Machinima controversy and why it matters

MachinimaIt recently became public that the FTC was investigating and taking action against Machinima for deceptive practices related to YouTube campaign videos for Microsoft. In the same day the news broke a settlement was reached that requires Machinima to implement a whole host of changes, review processes, and appropriate disclosure standards. To sum it up briefly, a handful of YouTubers were given large sums of money, the largest sum being reported at $30,000, to make videos, usually only one or two, that put the XBOX One in a good light. Obviously this is unsettling given how many videos were created (approx. 300) and how influential some of the larger YouTube channels have become. So what are gamers to do?

More accountability

Thankfully we have government agencies that protect consumers from deceptive practices and dishonest businesses. But to a point I think gamers need to demand more transparency and accountability outside of what the FTC catches and forces on companies like Machinima. I have a post forthcoming about how game companies and publishers need to establish relationships with streamers and content creators to make closed betas more effective, but I think something similar is needed here. There is far more to be gained by having relationships with YouTube channels and streamers that are open and transparent. People who are naive or not tuned into this probably won’t notice anymore than they are already have. But there is a good portion of the gaming community that has grown continually skeptical of many big streamers and YouTube channels, and the news about Machinima is pretty damning. The news may further the problem with trust and gamers putting much stock in YouTube personalities, streamers, and game reviewers, and especially if this type of thing continues.

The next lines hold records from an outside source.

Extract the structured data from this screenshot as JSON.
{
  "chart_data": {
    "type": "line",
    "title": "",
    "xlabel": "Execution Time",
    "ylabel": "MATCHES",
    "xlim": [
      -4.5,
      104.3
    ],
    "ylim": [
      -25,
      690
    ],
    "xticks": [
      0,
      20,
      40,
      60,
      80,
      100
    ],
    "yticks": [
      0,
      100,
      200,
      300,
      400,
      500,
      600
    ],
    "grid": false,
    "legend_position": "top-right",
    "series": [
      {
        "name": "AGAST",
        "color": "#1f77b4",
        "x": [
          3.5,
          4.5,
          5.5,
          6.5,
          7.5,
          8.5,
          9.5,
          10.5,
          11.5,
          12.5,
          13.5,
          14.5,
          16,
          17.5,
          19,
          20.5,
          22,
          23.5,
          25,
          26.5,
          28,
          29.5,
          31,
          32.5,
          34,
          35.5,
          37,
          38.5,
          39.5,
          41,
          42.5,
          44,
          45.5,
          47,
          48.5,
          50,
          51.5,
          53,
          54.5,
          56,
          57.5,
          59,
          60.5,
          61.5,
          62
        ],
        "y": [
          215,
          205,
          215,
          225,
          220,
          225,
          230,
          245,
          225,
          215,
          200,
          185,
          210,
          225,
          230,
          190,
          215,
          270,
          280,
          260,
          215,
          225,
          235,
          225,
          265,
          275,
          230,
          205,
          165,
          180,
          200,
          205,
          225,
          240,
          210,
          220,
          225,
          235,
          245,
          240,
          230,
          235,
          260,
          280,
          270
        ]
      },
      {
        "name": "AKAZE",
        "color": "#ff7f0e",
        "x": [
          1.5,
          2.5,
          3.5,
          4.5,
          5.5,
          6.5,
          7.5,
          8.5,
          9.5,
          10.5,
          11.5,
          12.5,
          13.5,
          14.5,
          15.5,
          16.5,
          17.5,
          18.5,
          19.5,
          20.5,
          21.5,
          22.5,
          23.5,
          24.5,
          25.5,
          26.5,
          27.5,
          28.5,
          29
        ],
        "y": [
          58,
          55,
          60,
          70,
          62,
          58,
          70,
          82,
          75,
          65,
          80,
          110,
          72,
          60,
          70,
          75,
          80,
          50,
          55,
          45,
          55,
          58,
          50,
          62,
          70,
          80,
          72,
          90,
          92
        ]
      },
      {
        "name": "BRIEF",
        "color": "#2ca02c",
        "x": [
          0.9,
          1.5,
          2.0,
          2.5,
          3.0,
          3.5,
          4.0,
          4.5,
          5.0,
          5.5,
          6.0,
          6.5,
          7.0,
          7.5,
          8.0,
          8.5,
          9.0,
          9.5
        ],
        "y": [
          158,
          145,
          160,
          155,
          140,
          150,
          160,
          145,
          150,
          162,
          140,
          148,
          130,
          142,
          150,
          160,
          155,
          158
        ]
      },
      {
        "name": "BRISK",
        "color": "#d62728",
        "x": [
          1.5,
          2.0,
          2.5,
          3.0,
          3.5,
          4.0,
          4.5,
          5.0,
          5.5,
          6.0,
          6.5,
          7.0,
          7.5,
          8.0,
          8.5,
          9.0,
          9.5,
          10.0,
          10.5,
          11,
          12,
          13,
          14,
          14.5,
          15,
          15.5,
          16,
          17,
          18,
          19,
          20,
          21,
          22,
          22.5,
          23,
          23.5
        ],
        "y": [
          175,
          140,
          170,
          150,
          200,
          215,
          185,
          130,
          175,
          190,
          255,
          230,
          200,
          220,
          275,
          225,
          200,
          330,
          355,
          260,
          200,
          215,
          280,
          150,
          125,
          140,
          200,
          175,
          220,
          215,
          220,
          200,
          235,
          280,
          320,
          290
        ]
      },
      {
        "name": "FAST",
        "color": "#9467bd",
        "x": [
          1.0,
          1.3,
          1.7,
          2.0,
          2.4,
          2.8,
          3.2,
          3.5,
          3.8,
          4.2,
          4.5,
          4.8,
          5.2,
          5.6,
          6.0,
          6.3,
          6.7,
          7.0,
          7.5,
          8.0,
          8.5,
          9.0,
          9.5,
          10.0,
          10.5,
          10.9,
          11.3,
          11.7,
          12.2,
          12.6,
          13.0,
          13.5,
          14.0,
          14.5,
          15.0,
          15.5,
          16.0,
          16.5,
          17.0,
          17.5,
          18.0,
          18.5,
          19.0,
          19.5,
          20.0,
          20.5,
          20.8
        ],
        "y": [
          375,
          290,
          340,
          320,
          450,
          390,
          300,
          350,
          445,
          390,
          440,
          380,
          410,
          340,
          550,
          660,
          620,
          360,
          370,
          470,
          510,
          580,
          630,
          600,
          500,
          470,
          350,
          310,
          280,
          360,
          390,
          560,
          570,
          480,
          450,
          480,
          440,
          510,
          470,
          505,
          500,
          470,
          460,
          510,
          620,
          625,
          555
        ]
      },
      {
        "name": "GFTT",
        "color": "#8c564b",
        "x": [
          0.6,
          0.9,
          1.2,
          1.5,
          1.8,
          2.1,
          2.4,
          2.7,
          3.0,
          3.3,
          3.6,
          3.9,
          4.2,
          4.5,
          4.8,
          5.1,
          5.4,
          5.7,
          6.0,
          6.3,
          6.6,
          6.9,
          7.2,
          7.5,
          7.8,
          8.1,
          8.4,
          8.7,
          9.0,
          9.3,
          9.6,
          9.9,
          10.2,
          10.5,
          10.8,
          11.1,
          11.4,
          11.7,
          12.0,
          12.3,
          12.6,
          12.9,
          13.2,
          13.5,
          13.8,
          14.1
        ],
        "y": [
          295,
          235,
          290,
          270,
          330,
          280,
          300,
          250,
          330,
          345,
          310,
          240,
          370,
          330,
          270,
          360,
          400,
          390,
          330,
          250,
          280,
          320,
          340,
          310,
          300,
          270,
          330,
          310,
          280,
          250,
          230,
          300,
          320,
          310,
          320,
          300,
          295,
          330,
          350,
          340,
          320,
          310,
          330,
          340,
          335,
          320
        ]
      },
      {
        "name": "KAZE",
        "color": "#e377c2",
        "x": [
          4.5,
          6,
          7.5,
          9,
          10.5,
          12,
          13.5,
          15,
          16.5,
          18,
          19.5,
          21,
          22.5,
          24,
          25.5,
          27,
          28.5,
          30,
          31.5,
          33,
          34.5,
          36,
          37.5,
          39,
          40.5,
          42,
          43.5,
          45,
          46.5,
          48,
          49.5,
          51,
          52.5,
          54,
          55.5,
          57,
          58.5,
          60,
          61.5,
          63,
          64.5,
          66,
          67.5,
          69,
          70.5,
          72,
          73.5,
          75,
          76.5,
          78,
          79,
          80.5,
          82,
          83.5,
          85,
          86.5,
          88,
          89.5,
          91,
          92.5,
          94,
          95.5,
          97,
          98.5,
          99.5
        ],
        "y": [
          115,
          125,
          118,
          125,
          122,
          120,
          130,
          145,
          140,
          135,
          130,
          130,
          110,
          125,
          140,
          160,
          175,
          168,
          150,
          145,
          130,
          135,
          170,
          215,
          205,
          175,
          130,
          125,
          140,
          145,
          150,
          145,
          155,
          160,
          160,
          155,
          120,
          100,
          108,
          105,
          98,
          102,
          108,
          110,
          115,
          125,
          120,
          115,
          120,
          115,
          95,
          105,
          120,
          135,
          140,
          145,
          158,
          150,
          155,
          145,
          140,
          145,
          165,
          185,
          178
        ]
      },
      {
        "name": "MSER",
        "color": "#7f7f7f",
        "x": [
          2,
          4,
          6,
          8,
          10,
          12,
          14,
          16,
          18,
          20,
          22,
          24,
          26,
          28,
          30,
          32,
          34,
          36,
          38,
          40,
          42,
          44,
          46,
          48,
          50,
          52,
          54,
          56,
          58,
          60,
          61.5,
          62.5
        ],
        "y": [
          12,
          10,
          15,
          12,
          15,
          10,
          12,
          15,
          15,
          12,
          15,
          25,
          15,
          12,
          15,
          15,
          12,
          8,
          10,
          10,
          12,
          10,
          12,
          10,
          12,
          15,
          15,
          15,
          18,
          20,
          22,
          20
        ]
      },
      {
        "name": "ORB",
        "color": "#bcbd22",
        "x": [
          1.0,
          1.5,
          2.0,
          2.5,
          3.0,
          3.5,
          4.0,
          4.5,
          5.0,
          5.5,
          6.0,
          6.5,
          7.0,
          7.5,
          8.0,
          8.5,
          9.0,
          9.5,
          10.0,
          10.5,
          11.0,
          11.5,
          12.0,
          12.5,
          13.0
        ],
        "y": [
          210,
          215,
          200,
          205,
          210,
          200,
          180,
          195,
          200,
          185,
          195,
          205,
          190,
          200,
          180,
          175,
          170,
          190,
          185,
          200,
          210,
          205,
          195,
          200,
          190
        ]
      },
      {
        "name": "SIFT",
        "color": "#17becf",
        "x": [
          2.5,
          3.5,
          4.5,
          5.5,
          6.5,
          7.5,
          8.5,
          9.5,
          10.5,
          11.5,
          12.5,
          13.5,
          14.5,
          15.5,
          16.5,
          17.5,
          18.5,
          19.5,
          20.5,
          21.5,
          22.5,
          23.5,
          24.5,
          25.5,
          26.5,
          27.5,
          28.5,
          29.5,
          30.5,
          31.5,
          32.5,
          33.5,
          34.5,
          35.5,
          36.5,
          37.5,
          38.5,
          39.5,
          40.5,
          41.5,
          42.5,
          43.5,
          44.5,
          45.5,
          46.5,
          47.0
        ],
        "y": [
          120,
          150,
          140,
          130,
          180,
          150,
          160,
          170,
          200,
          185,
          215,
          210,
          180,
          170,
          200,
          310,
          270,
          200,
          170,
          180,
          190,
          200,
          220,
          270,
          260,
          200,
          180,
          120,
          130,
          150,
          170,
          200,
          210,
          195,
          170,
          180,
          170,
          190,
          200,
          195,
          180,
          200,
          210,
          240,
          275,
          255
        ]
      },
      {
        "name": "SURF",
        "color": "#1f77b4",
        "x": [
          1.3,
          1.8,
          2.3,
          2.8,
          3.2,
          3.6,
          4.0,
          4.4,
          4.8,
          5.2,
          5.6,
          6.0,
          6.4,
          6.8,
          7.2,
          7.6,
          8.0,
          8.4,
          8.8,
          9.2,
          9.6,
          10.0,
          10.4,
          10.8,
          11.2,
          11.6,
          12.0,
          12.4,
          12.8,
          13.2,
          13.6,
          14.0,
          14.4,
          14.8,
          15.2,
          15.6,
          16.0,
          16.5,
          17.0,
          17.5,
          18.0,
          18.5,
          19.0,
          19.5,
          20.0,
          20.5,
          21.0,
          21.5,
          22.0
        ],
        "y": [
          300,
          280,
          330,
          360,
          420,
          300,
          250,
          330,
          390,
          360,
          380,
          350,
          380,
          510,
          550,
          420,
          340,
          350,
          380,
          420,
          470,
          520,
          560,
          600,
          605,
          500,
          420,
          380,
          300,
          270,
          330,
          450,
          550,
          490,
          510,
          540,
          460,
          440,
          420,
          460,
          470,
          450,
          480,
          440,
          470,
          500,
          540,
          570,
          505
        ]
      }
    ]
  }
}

I’m worried this won’t be the last big corruption scandal in the game content YouTube arena, but hopefully it is.

Take Action

If you are subbed to anyone involved in the Machinima situation, I would leave a comment on their most recent video indicating you are un-subbing with your reasoning and then promptly un-sub. The amount of money some of these people made is mind boggling, and the last thing we should do is assist them in any way. The channels involved are so large that a few thousand subscribers leaving won’t matter much, but it’s a start. Gamers should also consider forming some sort of game review alliance that has a blacklist. Now I’m not encouraging witch hunts or personal attacks, but if enough evidence comes out about a channel or person not being upfront about sponsored vids or other issues of conflict of interest, those channels and persons should be blacklisted. And to be clear, I’m simply proposing a list of persons or organizations that have proven themselves to be untrustworthy. All we can do as gamers is band together, and callout the corrupt, the deceptive, and the unjust. And we shouldn’t do this as a malicious form of punitive treatment, but as a measure of protection for gamers and as a layer of accountability and motivation for content creators to be upfront and honest about their dealings.

It’s not that hard

Seriously, it is.not.that.hard… Letting your audience know that a video is sponsored or about a product that you have a vested interest in is the easiest thing to do. The views, likes, and comments may suffer a little bit, but overtime it would probably work the other way. Sure, on the outset many might think, “Oh great, here comes another sponsored video… skip!” But if the content is good, and the honesty is there, that is far more winsome and trust-building, which should increase viewership over time. The alternative is saying nothing, which, as the few recent news stories are proving, it will eventually catch up with you. I know it’s a lot of money to turn down, and I know another YouTube channel is standing in line right behind you more than willing to sign on the dotted line. I also know that it is scary to risk souring relationships with big companies that can serve as a source for early access to content and big gaming events that help garner views and exclusivity. Game companies and publishers need to work with content creators to promote a flourishing and honest community rather than scaring or bullying people into playing ball or risking losing access to important content and events that can be the difference between making money and getting forgotten. And honestly, as we are seeing, it just isn’t worth it, and can end up costing you more than money, it can cost you respectability, credibility, and relevancy which is the most valuable currency in a digital age full of so much deception and scams.